Well, it has been a while since I have written anything here. The truth is that I have had several topics fluctuating through my attention span. Many things have happened and the ideas kept passing each other. Time to focus.
So, I turn on some Arcangelo Corelli and start typing.
This entry is a little more personal than most. It was bound to happen. I realize that there was a major event in my life and that it left a lot of people confused. I'd like to take the time to explain my exit from the Southern Baptist Convention and one of its member churches.
This is not just some tirade where I shout about transgressions and dole out accusations. This is where I share my heart about me - because the more I look at things from a distance, the more I realize that I am the one that has changed. It all began with a mysterious book I found over ten years ago and was pushed over the edge by some tumultuous events that will not be played out on AtBiG like they were elsewhere. Those who attended church with me do not need further explanation and those that didn't can read along just as well.
What happened to me is that I had to stop and look at the world around me and discern what was really going on. I had to address truth - within myself and in my surroundings. I changed many of my stances on issues. Maybe that makes me crazy. Maybe it makes me a heretic. But for right now, it makes me sane.
Having seen the Book of Eli recently I can say that there is a line from the movie that hit me like a ton of bricks. Eli is trying to defend the last known copy of the King James Bible (remember, good enough for Jesus and His disciples, good enough for me) from certain destruction.

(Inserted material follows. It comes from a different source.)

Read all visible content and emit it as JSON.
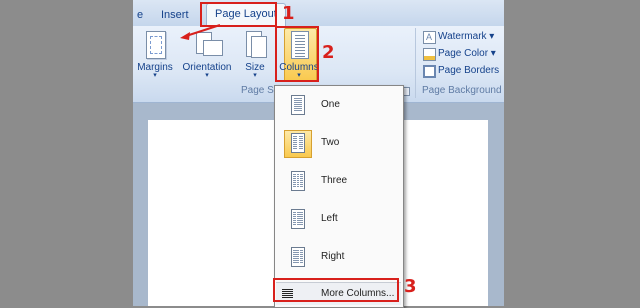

In the process he picks up a companion and explains to her "In all these years I've been carrying it and reading it every day, I got so caught up in keeping it safe that I forgot to live by what I learned from it." That was like a retroactive epiphany that threw me back to the early phases of my transition where I realized that the entirety of the Gospel is "Love God with all you have and love your neighbor as yourself"
I realized that many of my beliefs contradicted that. My neighbors might be homosexual. They may have had a pregnancy terminated. They may be atheists. They may be Muslims. They may be Democrats. They may be geologists that know how old rocks are.

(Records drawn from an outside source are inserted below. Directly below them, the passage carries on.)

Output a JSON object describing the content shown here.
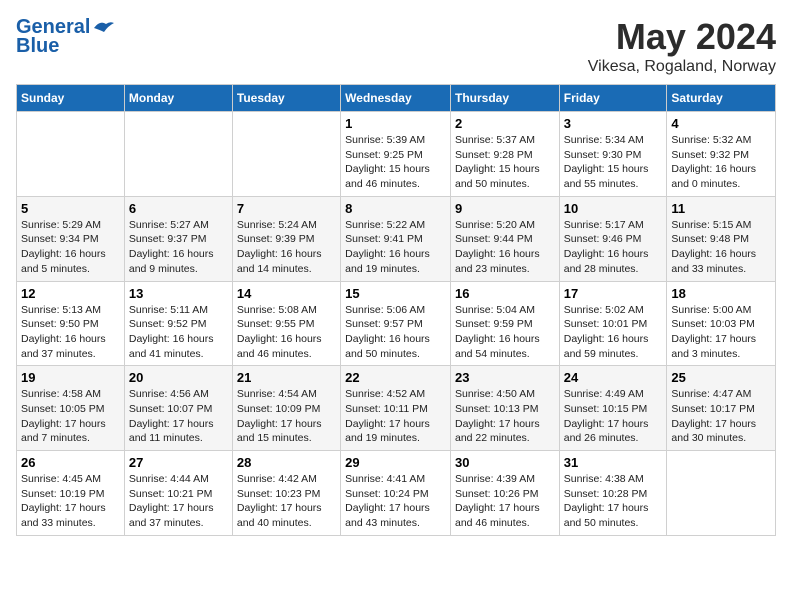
{
  "logo": {
    "line1": "General",
    "line2": "Blue"
  },
  "title": "May 2024",
  "subtitle": "Vikesa, Rogaland, Norway",
  "weekdays": [
    "Sunday",
    "Monday",
    "Tuesday",
    "Wednesday",
    "Thursday",
    "Friday",
    "Saturday"
  ],
  "weeks": [
    [
      {
        "day": "",
        "info": ""
      },
      {
        "day": "",
        "info": ""
      },
      {
        "day": "",
        "info": ""
      },
      {
        "day": "1",
        "info": "Sunrise: 5:39 AM\nSunset: 9:25 PM\nDaylight: 15 hours\nand 46 minutes."
      },
      {
        "day": "2",
        "info": "Sunrise: 5:37 AM\nSunset: 9:28 PM\nDaylight: 15 hours\nand 50 minutes."
      },
      {
        "day": "3",
        "info": "Sunrise: 5:34 AM\nSunset: 9:30 PM\nDaylight: 15 hours\nand 55 minutes."
      },
      {
        "day": "4",
        "info": "Sunrise: 5:32 AM\nSunset: 9:32 PM\nDaylight: 16 hours\nand 0 minutes."
      }
    ],
    [
      {
        "day": "5",
        "info": "Sunrise: 5:29 AM\nSunset: 9:34 PM\nDaylight: 16 hours\nand 5 minutes."
      },
      {
        "day": "6",
        "info": "Sunrise: 5:27 AM\nSunset: 9:37 PM\nDaylight: 16 hours\nand 9 minutes."
      },
      {
        "day": "7",
        "info": "Sunrise: 5:24 AM\nSunset: 9:39 PM\nDaylight: 16 hours\nand 14 minutes."
      },
      {
        "day": "8",
        "info": "Sunrise: 5:22 AM\nSunset: 9:41 PM\nDaylight: 16 hours\nand 19 minutes."
      },
      {
        "day": "9",
        "info": "Sunrise: 5:20 AM\nSunset: 9:44 PM\nDaylight: 16 hours\nand 23 minutes."
      },
      {
        "day": "10",
        "info": "Sunrise: 5:17 AM\nSunset: 9:46 PM\nDaylight: 16 hours\nand 28 minutes."
      },
      {
        "day": "11",
        "info": "Sunrise: 5:15 AM\nSunset: 9:48 PM\nDaylight: 16 hours\nand 33 minutes."
      }
    ],
    [
      {
        "day": "12",
        "info": "Sunrise: 5:13 AM\nSunset: 9:50 PM\nDaylight: 16 hours\nand 37 minutes."
      },
      {
        "day": "13",
        "info": "Sunrise: 5:11 AM\nSunset: 9:52 PM\nDaylight: 16 hours\nand 41 minutes."
      },
      {
        "day": "14",
        "info": "Sunrise: 5:08 AM\nSunset: 9:55 PM\nDaylight: 16 hours\nand 46 minutes."
      },
      {
        "day": "15",
        "info": "Sunrise: 5:06 AM\nSunset: 9:57 PM\nDaylight: 16 hours\nand 50 minutes."
      },
      {
        "day": "16",
        "info": "Sunrise: 5:04 AM\nSunset: 9:59 PM\nDaylight: 16 hours\nand 54 minutes."
      },
      {
        "day": "17",
        "info": "Sunrise: 5:02 AM\nSunset: 10:01 PM\nDaylight: 16 hours\nand 59 minutes."
      },
      {
        "day": "18",
        "info": "Sunrise: 5:00 AM\nSunset: 10:03 PM\nDaylight: 17 hours\nand 3 minutes."
      }
    ],
    [
      {
        "day": "19",
        "info": "Sunrise: 4:58 AM\nSunset: 10:05 PM\nDaylight: 17 hours\nand 7 minutes."
      },
      {
        "day": "20",
        "info": "Sunrise: 4:56 AM\nSunset: 10:07 PM\nDaylight: 17 hours\nand 11 minutes."
      },
      {
        "day": "21",
        "info": "Sunrise: 4:54 AM\nSunset: 10:09 PM\nDaylight: 17 hours\nand 15 minutes."
      },
      {
        "day": "22",
        "info": "Sunrise: 4:52 AM\nSunset: 10:11 PM\nDaylight: 17 hours\nand 19 minutes."
      },
      {
        "day": "23",
        "info": "Sunrise: 4:50 AM\nSunset: 10:13 PM\nDaylight: 17 hours\nand 22 minutes."
      },
      {
        "day": "24",
        "info": "Sunrise: 4:49 AM\nSunset: 10:15 PM\nDaylight: 17 hours\nand 26 minutes."
      },
      {
        "day": "25",
        "info": "Sunrise: 4:47 AM\nSunset: 10:17 PM\nDaylight: 17 hours\nand 30 minutes."
      }
    ],
    [
      {
        "day": "26",
        "info": "Sunrise: 4:45 AM\nSunset: 10:19 PM\nDaylight: 17 hours\nand 33 minutes."
      },
      {
        "day": "27",
        "info": "Sunrise: 4:44 AM\nSunset: 10:21 PM\nDaylight: 17 hours\nand 37 minutes."
      },
      {
        "day": "28",
        "info": "Sunrise: 4:42 AM\nSunset: 10:23 PM\nDaylight: 17 hours\nand 40 minutes."
      },
      {
        "day": "29",
        "info": "Sunrise: 4:41 AM\nSunset: 10:24 PM\nDaylight: 17 hours\nand 43 minutes."
      },
      {
        "day": "30",
        "info": "Sunrise: 4:39 AM\nSunset: 10:26 PM\nDaylight: 17 hours\nand 46 minutes."
      },
      {
        "day": "31",
        "info": "Sunrise: 4:38 AM\nSunset: 10:28 PM\nDaylight: 17 hours\nand 50 minutes."
      },
      {
        "day": "",
        "info": ""
      }
    ]
  ]
}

What I was doing was not loving these neighbors. I was defending a book - not following it.
I realized that a church is not a building, not a location and the main goal of a church is not to struggle to keep a roof over the heads of the real church - the people that gather there. Church can happen in a bar (I've seen this myself). It can happen in a mall, around a campfire in the woods, in an Internet forum, even in catacombs - where it spent its infancy. The real church is the community of people and how they follow the book , not how they defend it. (Lower case "c" was intentional in this paragraph. I mean local church).
I learned that church can be manly and that men don't have to settle for singing 15 sappy love songs to a man in the name of worship. In fact, I learned you can have church with no music at all - witnessed it with my own eyes.

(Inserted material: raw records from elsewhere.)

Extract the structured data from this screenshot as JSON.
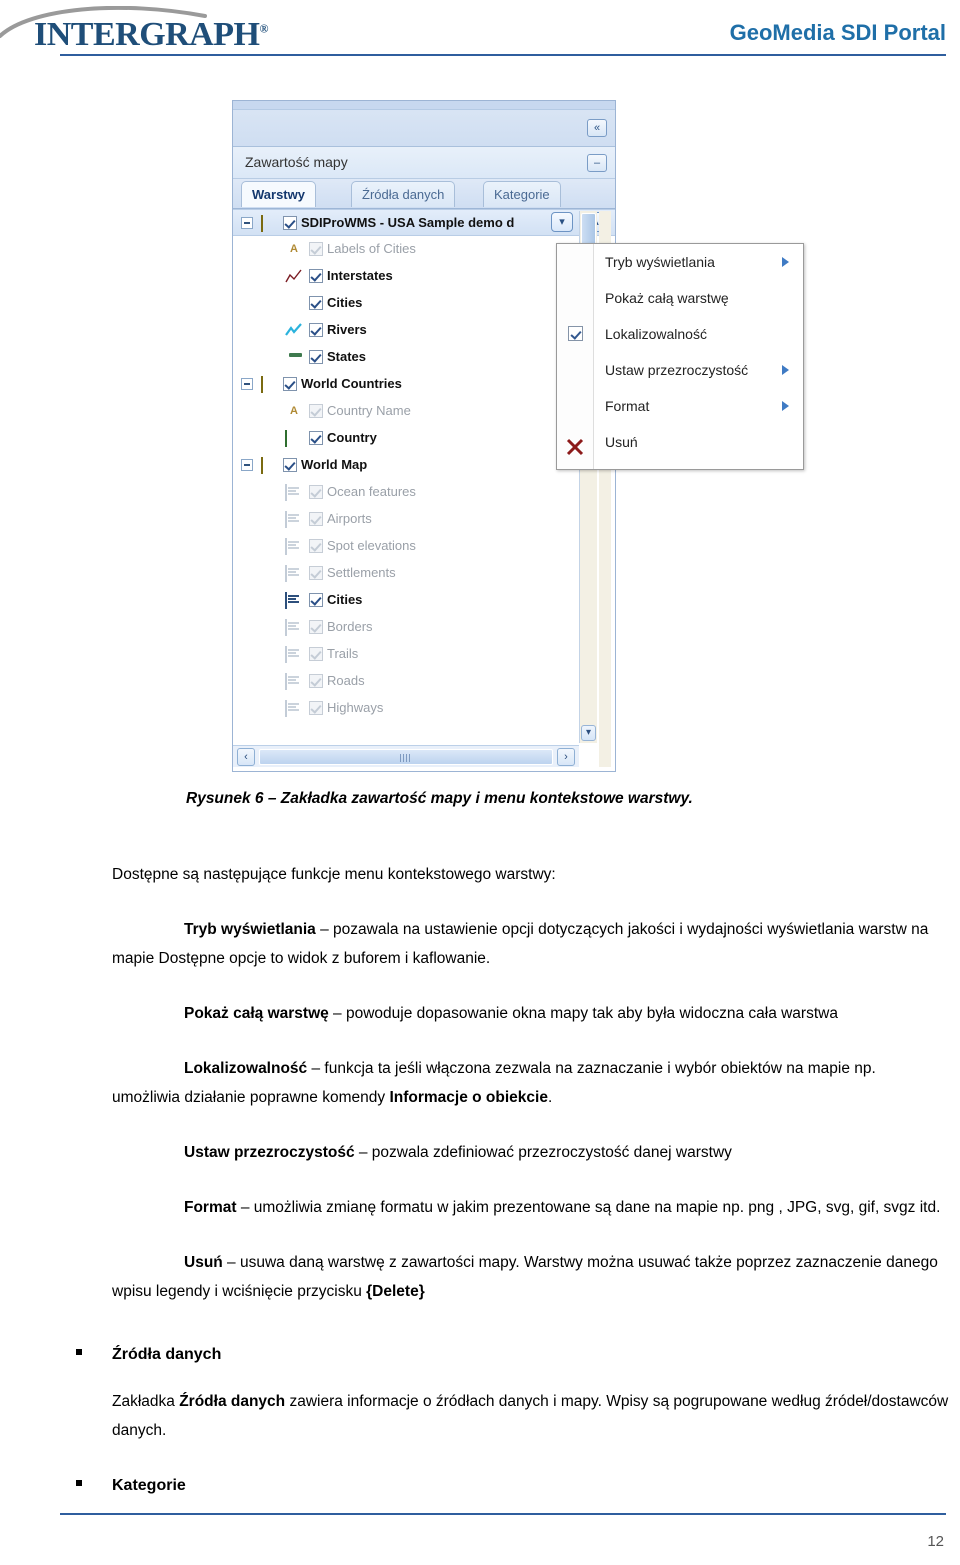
{
  "header": {
    "brand": "INTERGRAPH",
    "brand_reg": "®",
    "portal_title": "GeoMedia SDI Portal"
  },
  "screenshot": {
    "toolbar": {
      "collapse_all_label": "«",
      "minimize_label": "–"
    },
    "panel_title": "Zawartość mapy",
    "tabs": [
      {
        "label": "Warstwy",
        "active": true
      },
      {
        "label": "Źródła danych",
        "active": false
      },
      {
        "label": "Kategorie",
        "active": false
      }
    ],
    "tree": [
      {
        "label": "SDIProWMS - USA Sample demo d",
        "level": 0,
        "checked": true,
        "dim": false,
        "bold": true,
        "icon": "parallelogram-icon",
        "expander": true,
        "selected": true
      },
      {
        "label": "Labels of Cities",
        "level": 1,
        "checked": true,
        "dim": true,
        "bold": false,
        "icon": "label-a-icon",
        "expander": false,
        "selected": false
      },
      {
        "label": "Interstates",
        "level": 1,
        "checked": true,
        "dim": false,
        "bold": true,
        "icon": "dark-line-icon",
        "expander": false,
        "selected": false
      },
      {
        "label": "Cities",
        "level": 1,
        "checked": true,
        "dim": false,
        "bold": true,
        "icon": "point-icon",
        "expander": false,
        "selected": false
      },
      {
        "label": "Rivers",
        "level": 1,
        "checked": true,
        "dim": false,
        "bold": true,
        "icon": "blue-line-icon",
        "expander": false,
        "selected": false
      },
      {
        "label": "States",
        "level": 1,
        "checked": true,
        "dim": false,
        "bold": true,
        "icon": "state-fill-icon",
        "expander": false,
        "selected": false
      },
      {
        "label": "World Countries",
        "level": 0,
        "checked": true,
        "dim": false,
        "bold": true,
        "icon": "parallelogram-icon",
        "expander": true,
        "selected": false
      },
      {
        "label": "Country Name",
        "level": 1,
        "checked": true,
        "dim": true,
        "bold": false,
        "icon": "label-a-icon",
        "expander": false,
        "selected": false
      },
      {
        "label": "Country",
        "level": 1,
        "checked": true,
        "dim": false,
        "bold": true,
        "icon": "area-fill-icon",
        "expander": false,
        "selected": false
      },
      {
        "label": "World Map",
        "level": 0,
        "checked": true,
        "dim": false,
        "bold": true,
        "icon": "parallelogram-icon",
        "expander": true,
        "selected": false
      },
      {
        "label": "Ocean features",
        "level": 1,
        "checked": true,
        "dim": true,
        "bold": false,
        "icon": "wms-layer-icon",
        "expander": false,
        "selected": false
      },
      {
        "label": "Airports",
        "level": 1,
        "checked": true,
        "dim": true,
        "bold": false,
        "icon": "wms-layer-icon",
        "expander": false,
        "selected": false
      },
      {
        "label": "Spot elevations",
        "level": 1,
        "checked": true,
        "dim": true,
        "bold": false,
        "icon": "wms-layer-icon",
        "expander": false,
        "selected": false
      },
      {
        "label": "Settlements",
        "level": 1,
        "checked": true,
        "dim": true,
        "bold": false,
        "icon": "wms-layer-icon",
        "expander": false,
        "selected": false
      },
      {
        "label": "Cities",
        "level": 1,
        "checked": true,
        "dim": false,
        "bold": true,
        "icon": "wms-layer-icon-active",
        "expander": false,
        "selected": false
      },
      {
        "label": "Borders",
        "level": 1,
        "checked": true,
        "dim": true,
        "bold": false,
        "icon": "wms-layer-icon",
        "expander": false,
        "selected": false
      },
      {
        "label": "Trails",
        "level": 1,
        "checked": true,
        "dim": true,
        "bold": false,
        "icon": "wms-layer-icon",
        "expander": false,
        "selected": false
      },
      {
        "label": "Roads",
        "level": 1,
        "checked": true,
        "dim": true,
        "bold": false,
        "icon": "wms-layer-icon",
        "expander": false,
        "selected": false
      },
      {
        "label": "Highways",
        "level": 1,
        "checked": true,
        "dim": true,
        "bold": false,
        "icon": "wms-layer-icon",
        "expander": false,
        "selected": false
      }
    ],
    "row_buttons": {
      "move_down": "▾",
      "separator": "ı",
      "move_up": "▴"
    },
    "scroll": {
      "down_arrow": "▾",
      "left_arrow": "‹",
      "right_arrow": "›"
    },
    "context_menu": [
      {
        "label": "Tryb wyświetlania",
        "submenu": true,
        "checkbox": false,
        "delete_icon": false
      },
      {
        "label": "Pokaż całą warstwę",
        "submenu": false,
        "checkbox": false,
        "delete_icon": false
      },
      {
        "label": "Lokalizowalność",
        "submenu": false,
        "checkbox": true,
        "delete_icon": false
      },
      {
        "label": "Ustaw przezroczystość",
        "submenu": true,
        "checkbox": false,
        "delete_icon": false
      },
      {
        "label": "Format",
        "submenu": true,
        "checkbox": false,
        "delete_icon": false
      },
      {
        "label": "Usuń",
        "submenu": false,
        "checkbox": false,
        "delete_icon": true
      }
    ]
  },
  "document": {
    "caption": "Rysunek 6 – Zakładka zawartość mapy i menu kontekstowe warstwy.",
    "intro": "Dostępne są następujące funkcje menu kontekstowego warstwy:",
    "items": [
      {
        "term": "Tryb wyświetlania",
        "rest": " – pozawala na ustawienie opcji dotyczących jakości i wydajności wyświetlania warstw na mapie  Dostępne opcje to widok z buforem i kaflowanie."
      },
      {
        "term": "Pokaż całą warstwę",
        "rest": " – powoduje dopasowanie okna mapy tak aby była widoczna cała warstwa"
      },
      {
        "term": "Lokalizowalność",
        "rest": " – funkcja ta jeśli włączona zezwala na zaznaczanie i wybór obiektów na mapie np. umożliwia działanie poprawne  komendy ",
        "rest_bold": "Informacje o obiekcie",
        "rest_tail": "."
      },
      {
        "term": "Ustaw przezroczystość",
        "rest": " – pozwala zdefiniować przezroczystość danej warstwy"
      },
      {
        "term": "Format",
        "rest": " – umożliwia zmianę formatu w jakim prezentowane są dane na mapie np. png , JPG, svg, gif, svgz itd."
      },
      {
        "term": "Usuń",
        "rest": " – usuwa daną warstwę z zawartości mapy. Warstwy można usuwać także poprzez zaznaczenie danego wpisu legendy i wciśnięcie przycisku ",
        "rest_bold": "{Delete}",
        "rest_tail": ""
      }
    ],
    "bullets": [
      {
        "title": "Źródła danych",
        "para_pre": "Zakładka ",
        "para_bold": "Źródła danych",
        "para_post": " zawiera informacje o źródłach danych i mapy. Wpisy są pogrupowane według  źródeł/dostawców danych."
      },
      {
        "title": "Kategorie",
        "para_pre": "",
        "para_bold": "",
        "para_post": ""
      }
    ],
    "page_number": "12"
  },
  "colors": {
    "brand_blue": "#1F4E79",
    "portal_blue": "#1F6FA8",
    "rule_blue": "#2F5E9E"
  }
}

I can't see for the life of me how two men in California getting married in the eyes of a secular government can have any bearing on the sanctity of the vows my wife and I took before God. What has a bearing on the sanctity of our vows is how we treat each other and how we honor God by keeping those vows.
I met some Catholics that really love Jesus.
I don't mind if the Earth is billions or even trillions of years old. I can handle that.
I attended a church made up almost exclusively by people whose appearance, wardrobe, tattoos and body piercings made them pariahs in most churches in this area - and I saw how they lived the book instead of defending it.
And seriously, Jesus transformed Galilean water into fine wine so that drunk people could get drunker while celebrating life and the oldest of God's sacraments. I know it is hard to stomach for many but it is in our book. We have to deal with that.
All of this to say that I personally reached a point where something had to change. I could not sit quietly in the same chair I had occupied for so long. I cannot blame a bunch of people in this right now. I am owning the experience and accepting the fact that it is where the journey has taken me.
And I close with the hopes that this may have cleared some of the confusion for those that know me and that those who don't will now know me better.